Ces deux thèmes ont dominé l’actualité entre les deux tours des régionales et départementales 2021. Ils pourraient bien être liés mais, avant d’examiner en quoi, voyons d’abord les explications avancées quant à l’abstention.
Beaucoup arguent de causes conjoncturelles : la peur du Covid, malgré le déconfinement, car des habitudes de « distanciation sociale » avaient été prises. D’autant que des mesures limitatives étaient toujours en vigueur empêchant les candidats de faire campagne correctement. D’autres avancent le peu d’incitations médiatiques pour aller voter, ainsi que le fiasco de la distribution des documents électoraux. Certains voient même là la main de l’Elysée à qui l’on reproche d’avoir tout fait pour boycotter ces élections. Ces explications sont en partie recevables. La dernière aussi mais, en pareilles circonstances dans le passé, d’autres pouvoirs en place ont également minoré des épisodes électoraux intermédiaires. De même, ce ne sera pas en multipliant les campagnes publicitaires en faveur du vote – qui revient à sous-estimer le sens civique des citoyens - ou en proposant le vote électronique que l’on modifiera la donne. Cette dernière pathétique proposition étant d’ailleurs révélatrice de l’état d’esprit des libéraux : à un problème de fond dont ils sont la cause, ils cherchent une parade purement technologique, comme si l’outil seul pouvait par miracle faire des citoyens vertueux. C’est un peu comme l’installation de caméras, de portiques ou de numéros verts pour soi-disant nous sauver des problèmes d’incivisme.
En fait, les vraies causes de l’abstention ne sont pas de cet ordre mais relèvent de choix politiques délibérés qui ont entraîné le désintérêt des citoyens. A commencer par toutes ces fusions à marche forcée de communes et de régions. Au prétexte de faire des économies - ce qui a moyennement réussi, tant la bureaucratie élective ne se laisse pas amoindrir. Au prétexte aussi d’entités plus fonctionnelles, en fait surtout en faveur du développement des marchés territoriaux plutôt que en faveur du citoyen ainsi éloigné des centres de décision. Certes, déjà avant les fusions, les citoyens avaient tendance à moins s’impliquer mais on pouvait y remédier en partie, entre autres, en mettant en place des exécutifs plus collégiaux ou avec de véritables référendums locaux. Et que dire de cette modification de la constitution en 2000 qui a instauré le quinquennat avec primauté à l’élection présidentielle ? L’exécutif surpuissant, le législatif n’est plus qu’un lieu de paroles vides, de postures sans conséquences alimentant le dégoût des citoyens pour les affaires publiques. Si vous ajoutez à ce tableau des équipes dirigeantes prétendument opposées qui pratiquent les mêmes politiques de soumission à des dogmes de gestion présentés comme des fatalités, on voit que les gens ont parfaitement saisi la situation en se désintéressant de voter. Encore plus fort dans la démobilisation de l’électeur : lorsque nombre de candidats étiquetés à gauche ont mis en selle la pernicieuse consigne du « vote utile » face au RN et récemment face à LFI. Car à partir du moment où un bord politique appelle à voter pour un bord différent, la confusion s’accentue. Il semble même qu’il y ait désormais une corrélation entre mise en avant du front républicain et montée de l’abstention.

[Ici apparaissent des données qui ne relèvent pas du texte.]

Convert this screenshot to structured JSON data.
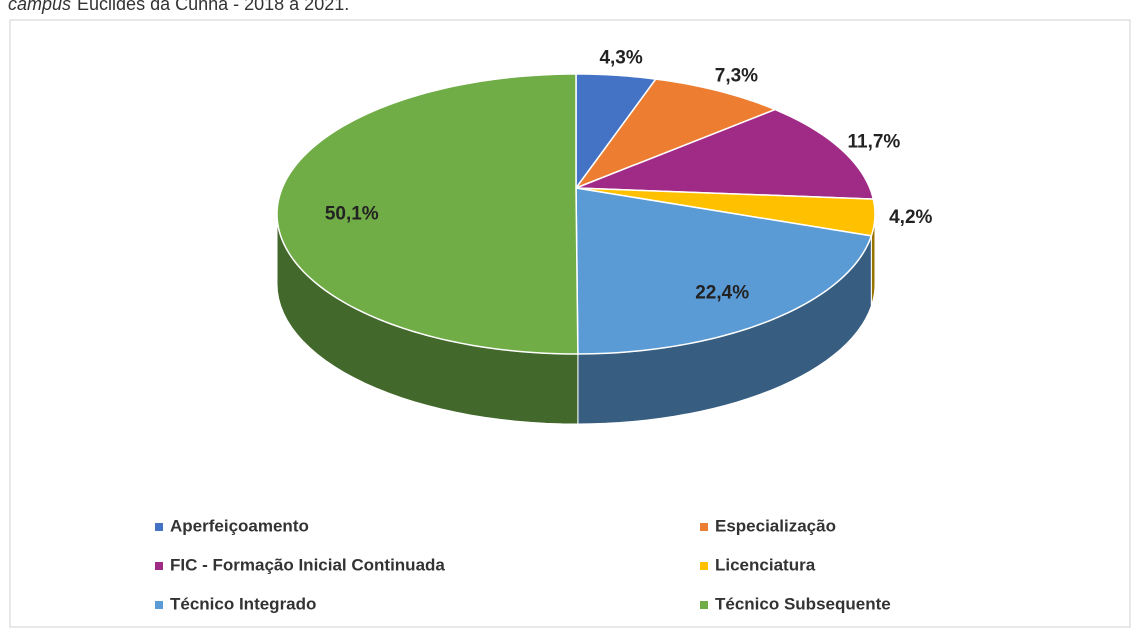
{
  "chart_data": {
    "type": "pie",
    "caption": [
      "campus",
      "Euclides da Cunha - 2018 a 2021."
    ],
    "categories": [
      "Aperfeiçoamento",
      "Especialização",
      "FIC - Formação Inicial Continuada",
      "Licenciatura",
      "Técnico Integrado",
      "Técnico Subsequente"
    ],
    "values": [
      4.3,
      7.3,
      11.7,
      4.2,
      22.4,
      50.1
    ],
    "value_labels": [
      "4,3%",
      "7,3%",
      "11,7%",
      "4,2%",
      "22,4%",
      "50,1%"
    ],
    "colors": [
      "#4472c4",
      "#ed7d31",
      "#a02b87",
      "#ffc000",
      "#5b9bd5",
      "#70ad47"
    ],
    "legend": "bottom"
  }
}
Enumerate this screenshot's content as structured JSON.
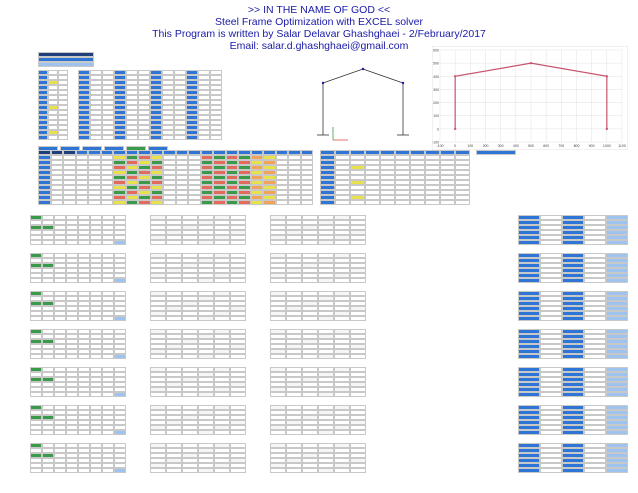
{
  "header": {
    "line1": ">> IN THE NAME OF GOD <<",
    "line2": "Steel Frame Optimization with EXCEL solver",
    "line3": "This Program is written by Salar Delavar Ghashghaei - 2/February/2017",
    "line4": "Email: salar.d.ghashghaei@gmail.com"
  },
  "colors": {
    "title": "#1a1aa8",
    "header_blue": "#2f75d6",
    "dark_blue": "#1f3f7a",
    "green": "#3a9a4a",
    "yellow": "#e7e24a",
    "red": "#e36b5c",
    "frame_line": "#c8546e"
  },
  "chart_data": {
    "type": "line",
    "title": "",
    "xlabel": "",
    "ylabel": "",
    "xlim": [
      -100,
      1100
    ],
    "ylim": [
      -100,
      600
    ],
    "xticks": [
      -100,
      0,
      100,
      200,
      300,
      400,
      500,
      600,
      700,
      800,
      900,
      1000,
      1100
    ],
    "yticks": [
      -100,
      0,
      100,
      200,
      300,
      400,
      500,
      600
    ],
    "series": [
      {
        "x": [
          0,
          0,
          500,
          1000,
          1000
        ],
        "y": [
          0,
          400,
          500,
          400,
          0
        ]
      }
    ]
  }
}
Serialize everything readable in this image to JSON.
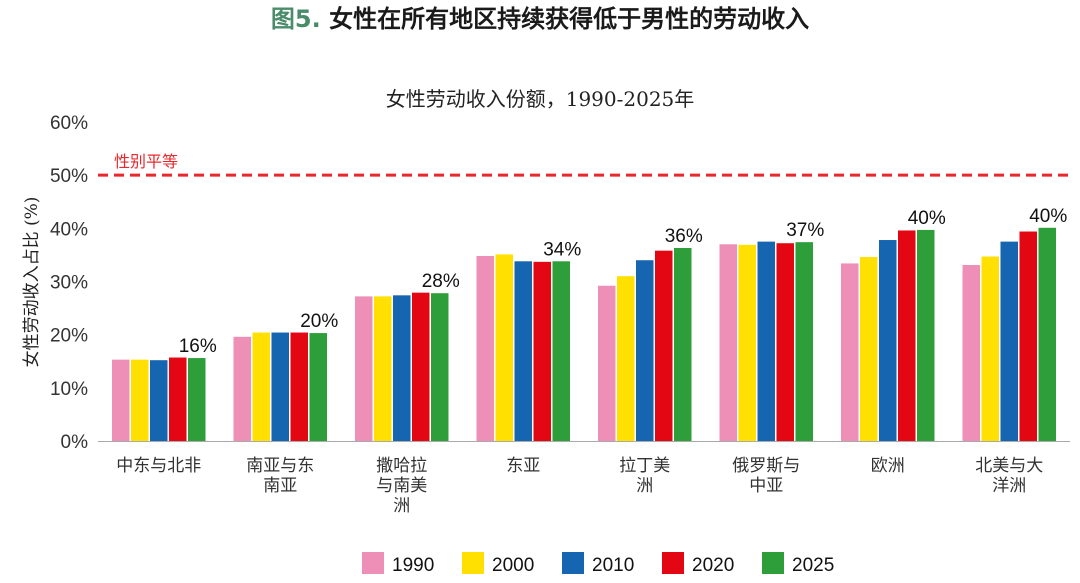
{
  "heading": {
    "fig_num": "图5.",
    "text": " 女性在所有地区持续获得低于男性的劳动收入"
  },
  "chart_data": {
    "type": "bar",
    "title": "女性劳动收入份额，1990-2025年",
    "ylabel": "女性劳动收入占比 (%)",
    "ylim": [
      0,
      60
    ],
    "yticks": [
      0,
      10,
      20,
      30,
      40,
      50,
      60
    ],
    "ytick_suffix": "%",
    "grid": false,
    "legend_position": "bottom",
    "categories": [
      [
        "中东与北非"
      ],
      [
        "南亚与东",
        "南亚"
      ],
      [
        "撒哈拉",
        "与南美",
        "洲"
      ],
      [
        "东亚"
      ],
      [
        "拉丁美",
        "洲"
      ],
      [
        "俄罗斯与",
        "中亚"
      ],
      [
        "欧洲"
      ],
      [
        "北美与大",
        "洋洲"
      ]
    ],
    "series": [
      {
        "name": "1990",
        "color": "#ee8fb8",
        "values": [
          15.3,
          19.6,
          27.2,
          34.8,
          29.2,
          37.0,
          33.4,
          33.1
        ]
      },
      {
        "name": "2000",
        "color": "#ffe000",
        "values": [
          15.3,
          20.4,
          27.2,
          35.1,
          31.0,
          36.9,
          34.6,
          34.7
        ]
      },
      {
        "name": "2010",
        "color": "#1565b0",
        "values": [
          15.2,
          20.4,
          27.4,
          33.8,
          34.0,
          37.5,
          37.8,
          37.5
        ]
      },
      {
        "name": "2020",
        "color": "#e30613",
        "values": [
          15.7,
          20.4,
          27.9,
          33.7,
          35.8,
          37.2,
          39.6,
          39.4
        ]
      },
      {
        "name": "2025",
        "color": "#2e9e3a",
        "values": [
          15.6,
          20.3,
          27.8,
          33.8,
          36.3,
          37.4,
          39.7,
          40.1
        ]
      }
    ],
    "data_labels": [
      "16%",
      "20%",
      "28%",
      "34%",
      "36%",
      "37%",
      "40%",
      "40%"
    ],
    "reference_line": {
      "value": 50,
      "label": "性别平等",
      "color": "#e8282c"
    }
  }
}
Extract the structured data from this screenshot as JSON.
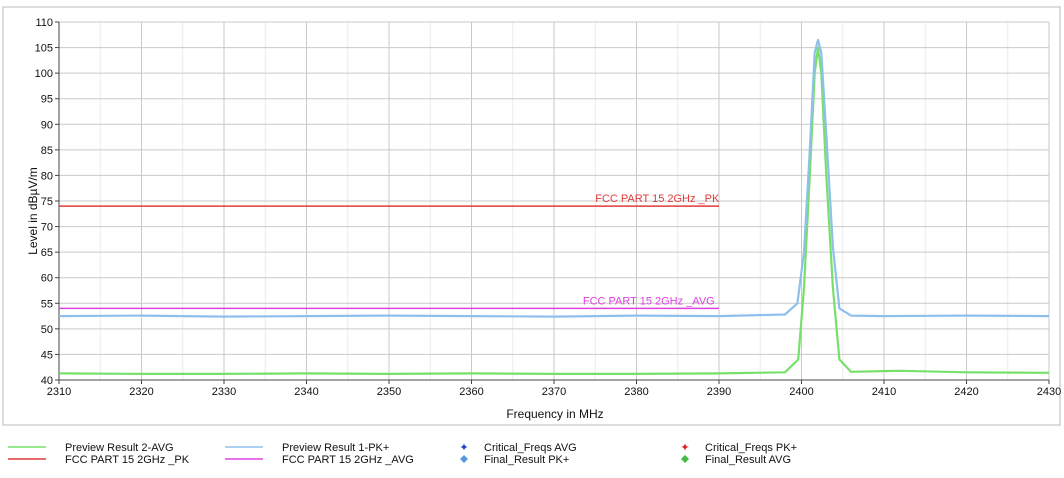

Au final, il faut savoir cependant que ces choix institutionnels ayant démobilisé les citoyens ont été activés par des politiciens acquis d’avance aux demandes des acteurs économiques et financiers. Politiques, gros contribuables et capitalistes ont remodelé de concert les entités politico-administratives nationales et territoriales pour leur plus grand bénéfice. Des fusions pour faire des économies d’échelle et donc moins d’impôts pour les gros contribuables. Des fusions pour de plus gros marchés publics auxquels ne peuvent répondre que les plus grosses entreprises. Des exécutifs moins nombreux, resserrés, puissants, opaques pour être plus faciles à convaincre, contrôler voire corrompre - que ce soit l’Elysée, une présidence de région, de département ou d’une gigantesque communauté de communes... La marche à suivre pour remédier à cela se déduit de ce constat : des entités décisionnelles plus collectives et transparentes, au plus près des citoyens, sur leurs lieux de vie comme sur leurs lieux de travail – le tout en prenant le temps du débat démocratique.